My favorite thing about tasting menus is the opportunity they provide to experience many flavors in one sitting. The first dish carried small bites, each of them delectable -- the mushroom pate was served on a slice of country break with chives, balsamic reduction, and truffle oil (which, fortunately, wasn't strong; truffles aren't my favorite); the mini ahi poke wanton was a harmonious blend of ahi sashimi, asian slaw, mango, cilantro, onion, teriyaki glaze, and avocado; and the squash blossoms were crusted with panko crumbs, filled with herb goat cheese, and placed atop a lightly sweet and savory tomato coulis.

The next plate featured the contrasting "shrimp Portofino" (a grilled jumbo shrimp served on crisped slice of yukon gold potato, over which some lemon garlic sauce was drizzled) and the foreign sounding "bobotie." My man, David, had heard of the traditional South African dish, but this was the first time he'd had a chance to try it, and the first I'd heard of it.

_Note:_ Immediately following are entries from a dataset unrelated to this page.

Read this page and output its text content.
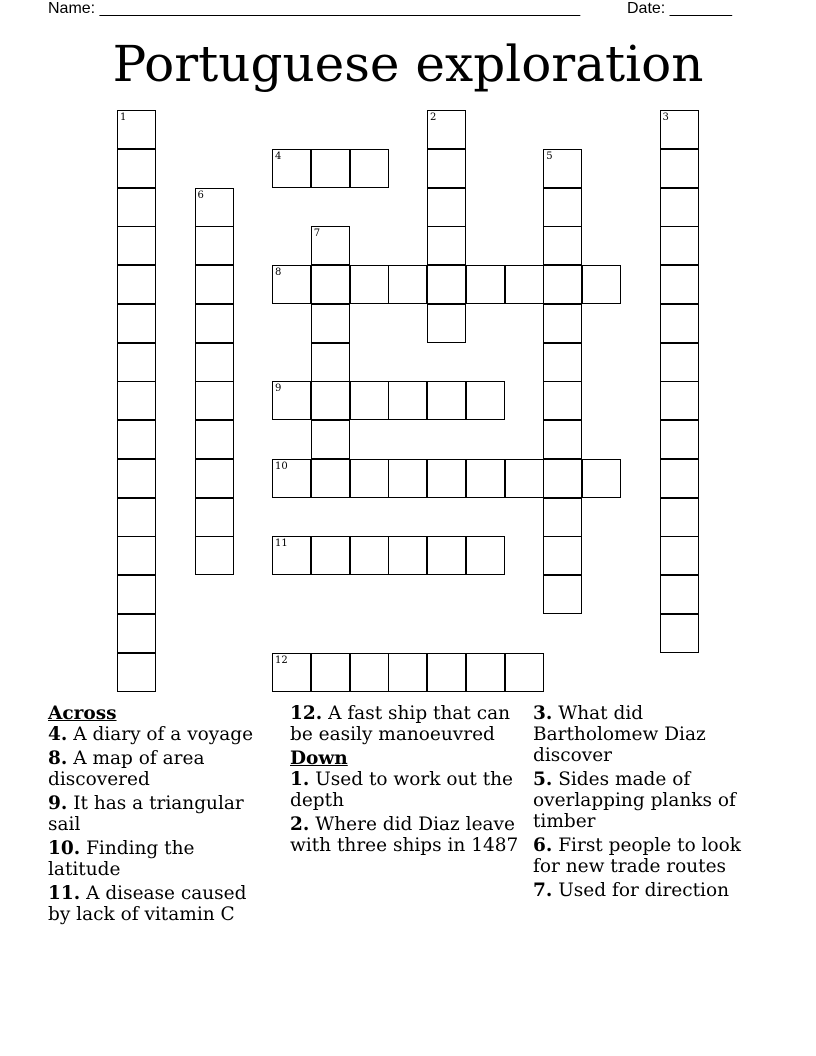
Name: ______________________________________________________	Date: _______
Portuguese exploration
1	2	3
4	5
6
7
8
9
10
11
12

Across

4. A diary of a voyage

8. A map of area discovered

9. It has a triangular sail

10. Finding the latitude

11. A disease caused by lack of vitamin C

12. A fast ship that can be easily manoeuvred

Down

1. Used to work out the depth

2. Where did Diaz leave with three ships in 1487

3. What did Bartholomew Diaz discover

5. Sides made of overlapping planks of timber

6. First people to look for new trade routes

7. Used for direction
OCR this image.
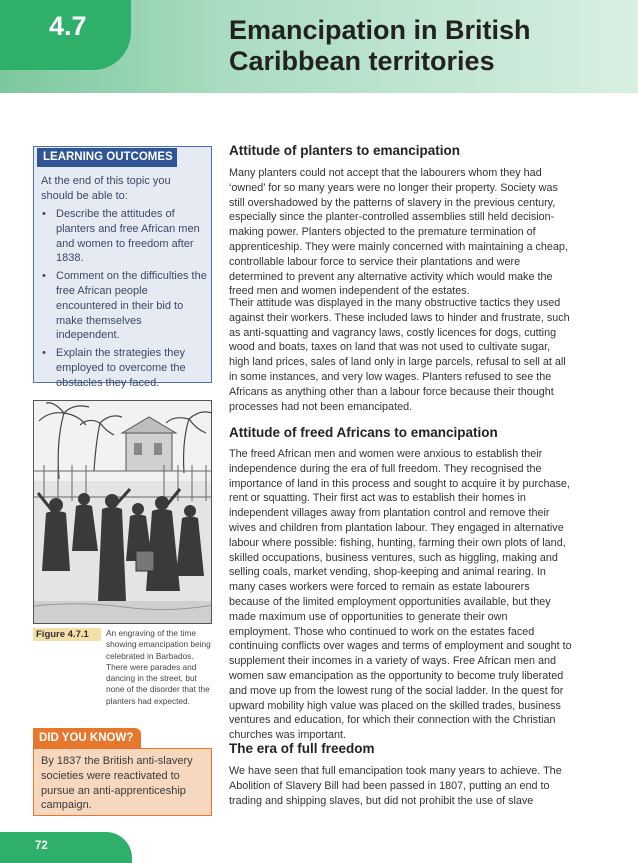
4.7	Emancipation in British
Caribbean territories
LEARNING OUTCOMES
At the end of this topic you should be able to:
• Describe the attitudes of planters and free African men and women to freedom after 1838.
• Comment on the difficulties the free African people encountered in their bid to make themselves independent.
• Explain the strategies they employed to overcome the obstacles they faced.
Figure 4.7.1	An engraving of the time showing emancipation being celebrated in Barbados. There were parades and dancing in the street, but none of the disorder that the planters had expected.
DID YOU KNOW?
By 1837 the British anti-slavery societies were reactivated to pursue an anti-apprenticeship campaign.
Attitude of planters to emancipation

Many planters could not accept that the labourers whom they had ‘owned’ for so many years were no longer their property. Society was still overshadowed by the patterns of slavery in the previous century, especially since the planter-controlled assemblies still held decision-making power. Planters objected to the premature termination of apprenticeship. They were mainly concerned with maintaining a cheap, controllable labour force to service their plantations and were determined to prevent any alternative activity which would make the freed men and women independent of the estates.

Their attitude was displayed in the many obstructive tactics they used against their workers. These included laws to hinder and frustrate, such as anti-squatting and vagrancy laws, costly licences for dogs, cutting wood and boats, taxes on land that was not used to cultivate sugar, high land prices, sales of land only in large parcels, refusal to sell at all in some instances, and very low wages. Planters refused to see the Africans as anything other than a labour force because their thought processes had not been emancipated.

Attitude of freed Africans to emancipation

The freed African men and women were anxious to establish their independence during the era of full freedom. They recognised the importance of land in this process and sought to acquire it by purchase, rent or squatting. Their first act was to establish their homes in independent villages away from plantation control and remove their wives and children from plantation labour. They engaged in alternative labour where possible: fishing, hunting, farming their own plots of land, skilled occupations, business ventures, such as higgling, making and selling coals, market vending, shop-keeping and animal rearing. In many cases workers were forced to remain as estate labourers because of the limited employment opportunities available, but they made maximum use of opportunities to generate their own employment. Those who continued to work on the estates faced continuing conflicts over wages and terms of employment and sought to supplement their incomes in a variety of ways. Free African men and women saw emancipation as the opportunity to become truly liberated and move up from the lowest rung of the social ladder. In the quest for upward mobility high value was placed on the skilled trades, business ventures and education, for which their connection with the Christian churches was important.

The era of full freedom

We have seen that full emancipation took many years to achieve. The Abolition of Slavery Bill had been passed in 1807, putting an end to trading and shipping slaves, but did not prohibit the use of slave

72
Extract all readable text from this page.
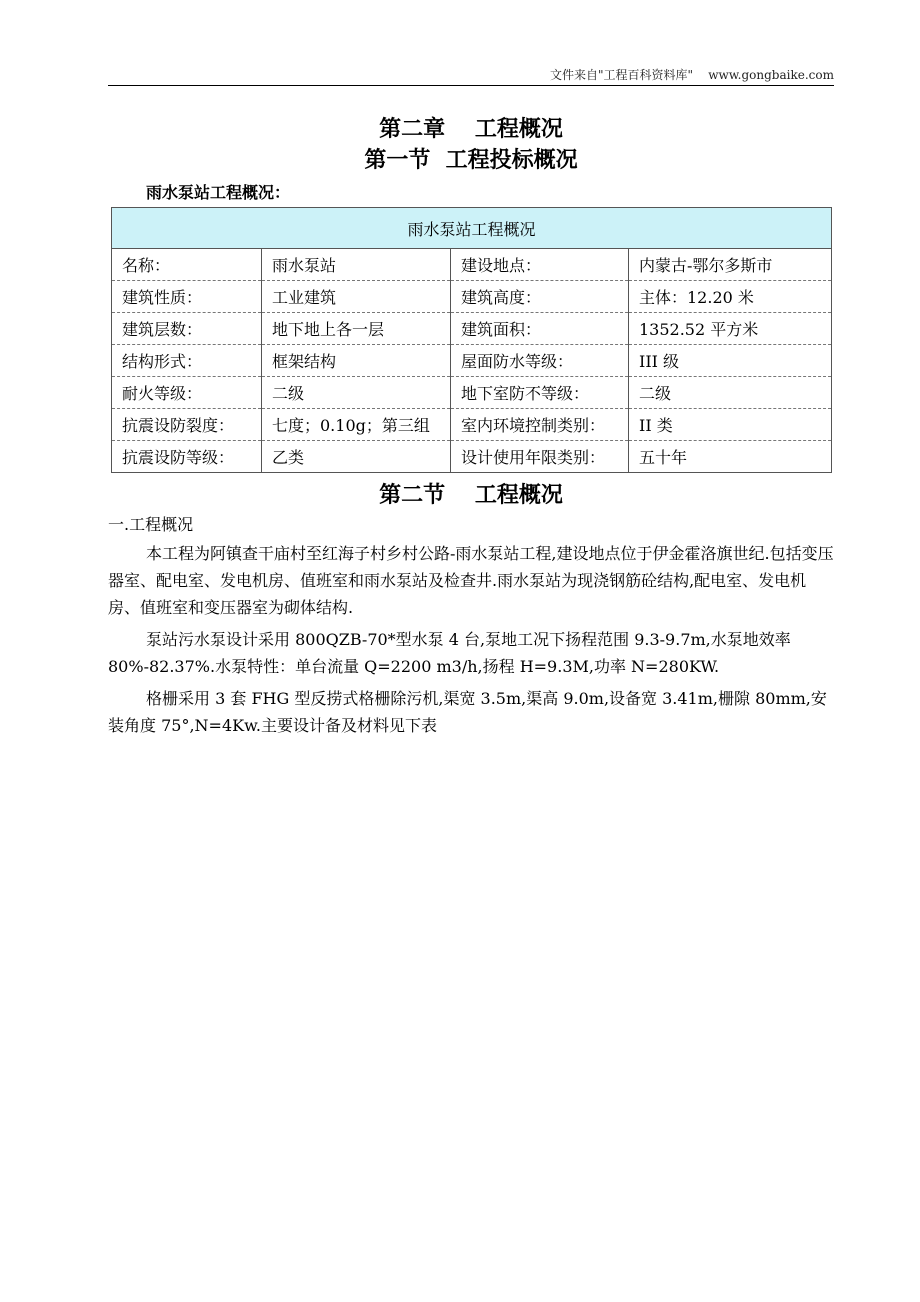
文件来自"工程百科资料库" www.gongbaike.com
第二章　 工程概况
第一节  工程投标概况
雨水泵站工程概况：
雨水泵站工程概况			
名称：	雨水泵站	建设地点：	内蒙古-鄂尔多斯市
建筑性质：	工业建筑	建筑高度：	主体：12.20 米
建筑层数：	地下地上各一层	建筑面积：	1352.52 平方米
结构形式：	框架结构	屋面防水等级：	III 级
耐火等级：	二级	地下室防不等级：	二级
抗震设防裂度：	七度；0.10g；第三组	室内环境控制类别：	II 类
抗震设防等级：	乙类	设计使用年限类别：	五十年
第二节　 工程概况
一.工程概况

本工程为阿镇查干庙村至红海子村乡村公路-雨水泵站工程,建设地点位于伊金霍洛旗世纪.包括变压器室、配电室、发电机房、值班室和雨水泵站及检查井.雨水泵站为现浇钢筋砼结构,配电室、发电机房、值班室和变压器室为砌体结构.

泵站污水泵设计采用 800QZB-70*型水泵 4 台,泵地工况下扬程范围 9.3-9.7m,水泵地效率 80%-82.37%.水泵特性：单台流量 Q=2200 m3/h,扬程 H=9.3M,功率 N=280KW.

格栅采用 3 套 FHG 型反捞式格栅除污机,渠宽 3.5m,渠高 9.0m,设备宽 3.41m,栅隙 80mm,安装角度 75°,N=4Kw.主要设计备及材料见下表
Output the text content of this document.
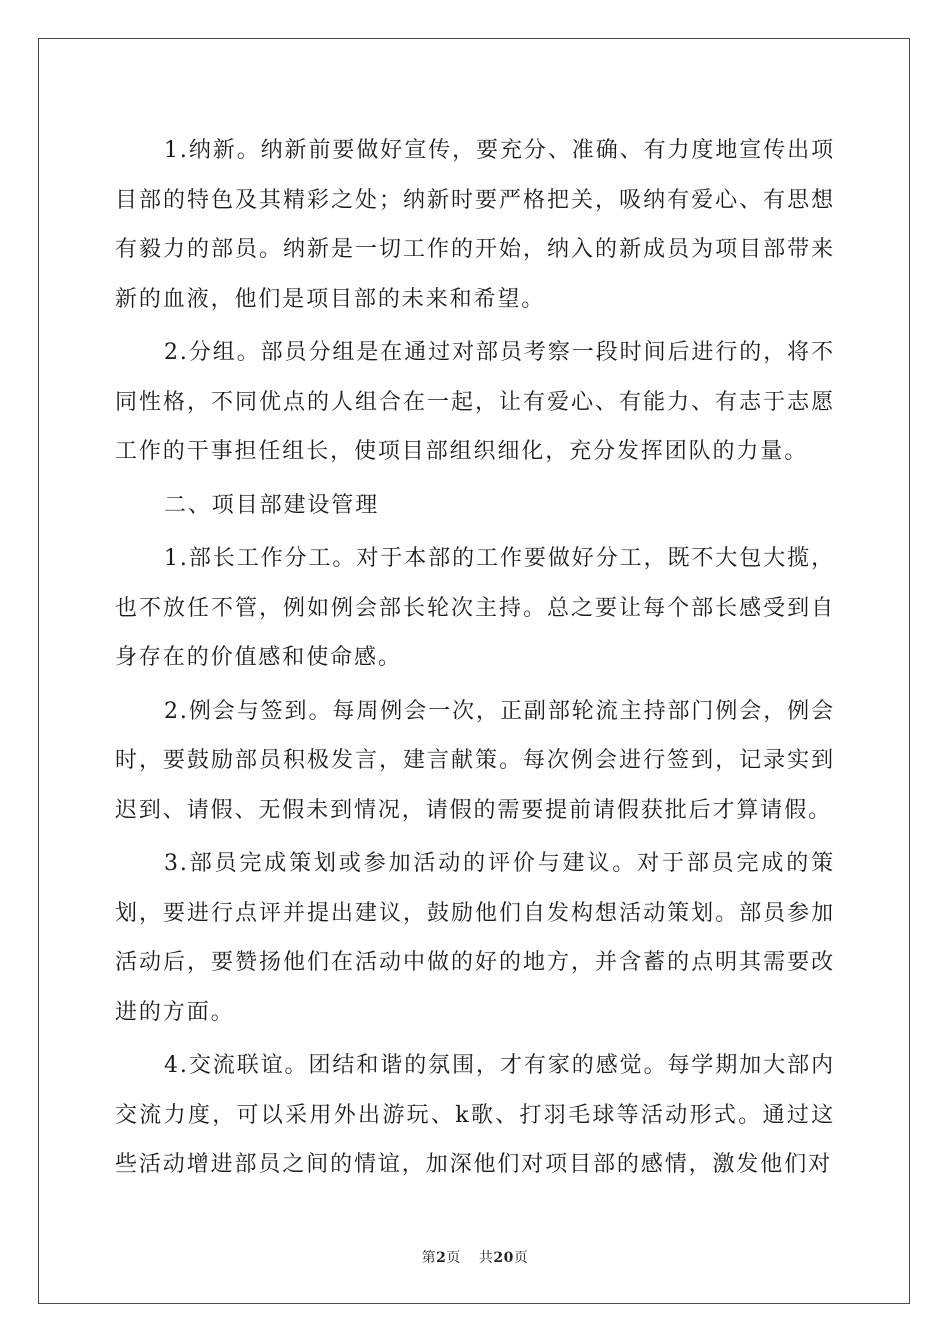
1.纳新。纳新前要做好宣传，要充分、准确、有力度地宣传出项目部的特色及其精彩之处；纳新时要严格把关，吸纳有爱心、有思想有毅力的部员。纳新是一切工作的开始，纳入的新成员为项目部带来新的血液，他们是项目部的未来和希望。

2.分组。部员分组是在通过对部员考察一段时间后进行的，将不同性格，不同优点的人组合在一起，让有爱心、有能力、有志于志愿工作的干事担任组长，使项目部组织细化，充分发挥团队的力量。

二、项目部建设管理

1.部长工作分工。对于本部的工作要做好分工，既不大包大揽，也不放任不管，例如例会部长轮次主持。总之要让每个部长感受到自身存在的价值感和使命感。

2.例会与签到。每周例会一次，正副部轮流主持部门例会，例会时，要鼓励部员积极发言，建言献策。每次例会进行签到，记录实到迟到、请假、无假未到情况，请假的需要提前请假获批后才算请假。

3.部员完成策划或参加活动的评价与建议。对于部员完成的策划，要进行点评并提出建议，鼓励他们自发构想活动策划。部员参加活动后，要赞扬他们在活动中做的好的地方，并含蓄的点明其需要改进的方面。

4.交流联谊。团结和谐的氛围，才有家的感觉。每学期加大部内交流力度，可以采用外出游玩、k歌、打羽毛球等活动形式。通过这些活动增进部员之间的情谊，加深他们对项目部的感情，激发他们对

第2页 共20页
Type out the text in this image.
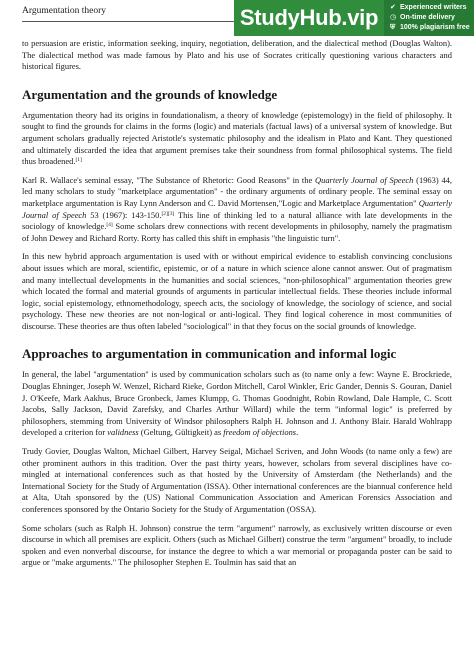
Argumentation theory	StudyHub.vip	✔ Experienced writers
◷ On-time delivery
⛨ 100% plagiarism free

to persuasion are eristic, information seeking, inquiry, negotiation, deliberation, and the dialectical method (Douglas Walton). The dialectical method was made famous by Plato and his use of Socrates critically questioning various characters and historical figures.

Argumentation and the grounds of knowledge

Argumentation theory had its origins in foundationalism, a theory of knowledge (epistemology) in the field of philosophy. It sought to find the grounds for claims in the forms (logic) and materials (factual laws) of a universal system of knowledge. But argument scholars gradually rejected Aristotle's systematic philosophy and the idealism in Plato and Kant. They questioned and ultimately discarded the idea that argument premises take their soundness from formal philosophical systems. The field thus broadened.[1]

Karl R. Wallace's seminal essay, "The Substance of Rhetoric: Good Reasons" in the Quarterly Journal of Speech (1963) 44, led many scholars to study "marketplace argumentation" - the ordinary arguments of ordinary people. The seminal essay on marketplace argumentation is Ray Lynn Anderson and C. David Mortensen,"Logic and Marketplace Argumentation" Quarterly Journal of Speech 53 (1967): 143-150.[2][3] This line of thinking led to a natural alliance with late developments in the sociology of knowledge.[4] Some scholars drew connections with recent developments in philosophy, namely the pragmatism of John Dewey and Richard Rorty. Rorty has called this shift in emphasis "the linguistic turn".

In this new hybrid approach argumentation is used with or without empirical evidence to establish convincing conclusions about issues which are moral, scientific, epistemic, or of a nature in which science alone cannot answer. Out of pragmatism and many intellectual developments in the humanities and social sciences, "non-philosophical" argumentation theories grew which located the formal and material grounds of arguments in particular intellectual fields. These theories include informal logic, social epistemology, ethnomethodology, speech acts, the sociology of knowledge, the sociology of science, and social psychology. These new theories are not non-logical or anti-logical. They find logical coherence in most communities of discourse. These theories are thus often labeled "sociological" in that they focus on the social grounds of knowledge.

Approaches to argumentation in communication and informal logic

In general, the label "argumentation" is used by communication scholars such as (to name only a few: Wayne E. Brockriede, Douglas Ehninger, Joseph W. Wenzel, Richard Rieke, Gordon Mitchell, Carol Winkler, Eric Gander, Dennis S. Gouran, Daniel J. O'Keefe, Mark Aakhus, Bruce Gronbeck, James Klumpp, G. Thomas Goodnight, Robin Rowland, Dale Hample, C. Scott Jacobs, Sally Jackson, David Zarefsky, and Charles Arthur Willard) while the term "informal logic" is preferred by philosophers, stemming from University of Windsor philosophers Ralph H. Johnson and J. Anthony Blair. Harald Wohlrapp developed a criterion for validness (Geltung, Gültigkeit) as freedom of objections.

Trudy Govier, Douglas Walton, Michael Gilbert, Harvey Seigal, Michael Scriven, and John Woods (to name only a few) are other prominent authors in this tradition. Over the past thirty years, however, scholars from several disciplines have co-mingled at international conferences such as that hosted by the University of Amsterdam (the Netherlands) and the International Society for the Study of Argumentation (ISSA). Other international conferences are the biannual conference held at Alta, Utah sponsored by the (US) National Communication Association and American Forensics Association and conferences sponsored by the Ontario Society for the Study of Argumentation (OSSA).

Some scholars (such as Ralph H. Johnson) construe the term "argument" narrowly, as exclusively written discourse or even discourse in which all premises are explicit. Others (such as Michael Gilbert) construe the term "argument" broadly, to include spoken and even nonverbal discourse, for instance the degree to which a war memorial or propaganda poster can be said to argue or "make arguments." The philosopher Stephen E. Toulmin has said that an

We voiced our curiosity as to why such an exotic item was on the menu, and learned that one of the owners was from South Africa. A sort of casserole, the bobotie is traditionally spiced minced meat with an egg-based topping -- this one was spiced ground lamb with peas, carrots, and bechamel sauce, served with jasmine rice with raisins and mango chutney.

David loved his bobotie so much I felt obligated to give him the rest of mine. I was saving room for dessert, particularly the "chocolate French toast sandwich," which was well worth the wait. I have no images of dessert, because it disappeared before I remembered my camera.

Because we so enjoyed the tasting, David and I returned a few weeks later to try out the dinner menu. I wish I had been warned about the portion size -- unlike the delightfully dainty tasting dinner, the serving sizes on a normal night were more fit for Big Bird than Mr. Finch. For example, when I ordered the squash blossom appetizer, rather than the two I expected, I received four of the cheese-filled, panko-crusted treats. Whereas the one squash blossom from the tasting night had been served on a spoonful of tomato coulis, the appetizer portion came with an entire bowl of it. It was as tasty as I'd remembered, but overwhelming. After one, it just becomes heavy.

David was excited to get the bobotie again, but he suffered the same fate -- the portion was huge. I ended up taking the better part of my entree home. I ordered the "meat and potatoes," or "naturally raised Angus filet mignon," which was served atop broccolini, grilled tomato, and "Finch's scalloped potatoes." The potatoes were incredibly rich -- they were smothered in a creamy cheese sauce. I'd filled up on the squash blossoms, so I only made it a few bites into the entree, which was as generous a portion as the appetizers.

We had plenty of leftovers for lunch the next day. Next time, we plan to bring friends, so we can sample not just more of the menu items, but also more of the interesting wines on offer (such as the Esk Valley sauvignon blanc from New Zealand, which had a surprising and pleasant jalapeño note).